When an individual artist achieves a certain level of material success and fame, the Piece of the Pie Effect can occur: Smaller artists try to obtain credit and compensation for their part in the success. This is often achieved through intellectual property means.
This circumstance may be arising between Mariah Carey and Andy Stone, better known by his stage name, Vince Vance, in a recent copyright infringement case.
The Claims of Vince Vance
Stone has sued Carey over the song title “All I Want For Christmas Is You.” Vince Vance and the Valiants released a song by this title in 1989. About 5 years later, Carey put out an unrelated song with a different melody and lyrics – but the same title.
Stone believes that the success of Carey’s song partially rode on the recognition of his own “All I Want For Christmas Is You.” He asserts that people may have listened to Carey’s song believing it to be his own.
Stone claims that this listener confusion damaged and continues to damage recognition of his Christmas song. As recovery for damages, he is asking $20 million plus legal fees.
All I Want For Christmas… 28 Years Later
The strangest part about this claim: the delay. 28 years have passed since Carey’s song title allegedly infringed on Stone’s “All I Want For Christmas Is You.” Why did Stone wait so many years to act?
Some could argue that it took Stone that much time to see the value of the shared title. But, on the other hand, the success of Carey’s song has relied less and less on prior recognition as time has passed. Her “All I Want For Christmas Is You” has moved into being THE version that the majority of listeners recognize.
Can a Song Title Be Copyrighted?
This leads us to some other holes in Stone’s argument. The largest is that the U.S. Copyright Office does not grant exclusive copyrights to song titles.
To be clear, original music and lyrics can be copyrighted. These components show the fingerprints of creation. But song titles generally lack the distinctiveness necessary to merit a copyright. Think of how many boast generic names like “Baby” or “My Love.”
This is demonstrated by how many songs are registered with the U.S. Copyright Office with the title “All I Want For Christmas Is You” – more than 150 at this point in time.
Stone could try to build a case for the exception to this rule. Occasionally, a song title gains such recognition that it becomes its own piece of valuable IP, i.e. “Yellow Submarine.” However, the odds of this claim winning for this song are far-fetched.
When Does the Big Fish Pay the Small Fish?
Sometimes, these “piece of the pie” intellectual property claims are legitimate. A famous artist may have stepped on another’s copyrights or trademarks as they climbed their way to success– improper credits, unlicensed usage, unpaid work, etc.
In other instances, a less famous artist may see similarities between their work and more popular work, and they may seize an opportunity.
What is that opportunity, exactly? It is not winning a case in court. Rather, they may be trying to create a situation in which an out-of-court settlement is less messy for the famous defendant – and more lucrative for the obscure plaintiff.

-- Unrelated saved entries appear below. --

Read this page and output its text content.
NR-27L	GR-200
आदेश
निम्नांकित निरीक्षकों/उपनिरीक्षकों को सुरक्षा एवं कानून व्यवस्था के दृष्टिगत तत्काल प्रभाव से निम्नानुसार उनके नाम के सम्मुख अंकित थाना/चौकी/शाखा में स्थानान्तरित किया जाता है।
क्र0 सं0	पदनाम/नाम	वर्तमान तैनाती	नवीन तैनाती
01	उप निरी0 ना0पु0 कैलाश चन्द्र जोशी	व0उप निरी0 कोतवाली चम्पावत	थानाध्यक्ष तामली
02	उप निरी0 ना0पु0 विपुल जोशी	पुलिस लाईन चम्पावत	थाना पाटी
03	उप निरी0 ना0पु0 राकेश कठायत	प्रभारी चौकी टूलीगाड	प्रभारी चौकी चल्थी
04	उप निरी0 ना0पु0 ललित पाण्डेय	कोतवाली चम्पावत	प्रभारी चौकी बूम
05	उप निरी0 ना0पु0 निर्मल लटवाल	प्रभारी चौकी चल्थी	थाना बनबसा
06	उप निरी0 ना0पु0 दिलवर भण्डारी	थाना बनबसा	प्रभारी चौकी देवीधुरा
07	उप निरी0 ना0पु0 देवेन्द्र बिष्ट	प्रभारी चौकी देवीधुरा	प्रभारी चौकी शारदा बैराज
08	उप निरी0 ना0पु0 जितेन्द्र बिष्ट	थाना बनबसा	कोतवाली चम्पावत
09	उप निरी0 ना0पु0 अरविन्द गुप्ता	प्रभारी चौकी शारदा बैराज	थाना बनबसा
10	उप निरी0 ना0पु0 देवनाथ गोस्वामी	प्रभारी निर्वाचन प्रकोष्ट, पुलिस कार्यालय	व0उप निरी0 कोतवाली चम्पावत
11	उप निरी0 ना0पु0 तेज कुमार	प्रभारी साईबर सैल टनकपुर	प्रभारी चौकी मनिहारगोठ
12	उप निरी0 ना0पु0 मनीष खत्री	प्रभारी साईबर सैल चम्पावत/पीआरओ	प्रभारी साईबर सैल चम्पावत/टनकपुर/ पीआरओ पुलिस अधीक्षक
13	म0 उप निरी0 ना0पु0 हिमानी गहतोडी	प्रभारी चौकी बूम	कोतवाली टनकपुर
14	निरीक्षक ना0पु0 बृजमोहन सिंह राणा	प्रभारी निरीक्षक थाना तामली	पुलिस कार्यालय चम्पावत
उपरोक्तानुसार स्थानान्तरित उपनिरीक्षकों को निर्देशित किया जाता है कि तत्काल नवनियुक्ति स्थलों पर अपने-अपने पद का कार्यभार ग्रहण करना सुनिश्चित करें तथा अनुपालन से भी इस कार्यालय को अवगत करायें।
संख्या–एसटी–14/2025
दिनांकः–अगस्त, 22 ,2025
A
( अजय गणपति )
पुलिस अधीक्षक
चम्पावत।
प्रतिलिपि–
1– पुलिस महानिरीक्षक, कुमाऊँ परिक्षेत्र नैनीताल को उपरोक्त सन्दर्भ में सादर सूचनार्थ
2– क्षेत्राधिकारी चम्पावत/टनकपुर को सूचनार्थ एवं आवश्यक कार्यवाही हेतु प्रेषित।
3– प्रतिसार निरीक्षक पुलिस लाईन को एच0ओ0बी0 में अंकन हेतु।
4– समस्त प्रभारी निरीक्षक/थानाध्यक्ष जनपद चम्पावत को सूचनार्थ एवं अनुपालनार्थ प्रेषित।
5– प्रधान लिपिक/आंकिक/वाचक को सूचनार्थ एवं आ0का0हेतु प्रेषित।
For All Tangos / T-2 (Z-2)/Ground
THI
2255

Opinions surrounding this case seem to coalesce around the second option. Stone is likely hoping for a settlement, if the case is not dismissed first. It currently stands on thin legs.
What is the cautionary message here? If you are a working artist, it may be worth titling your work in the most distinctive way possible. Even if you are allowed to share, a more generic or commonly used title could lead to bites taken from your successful work down the road.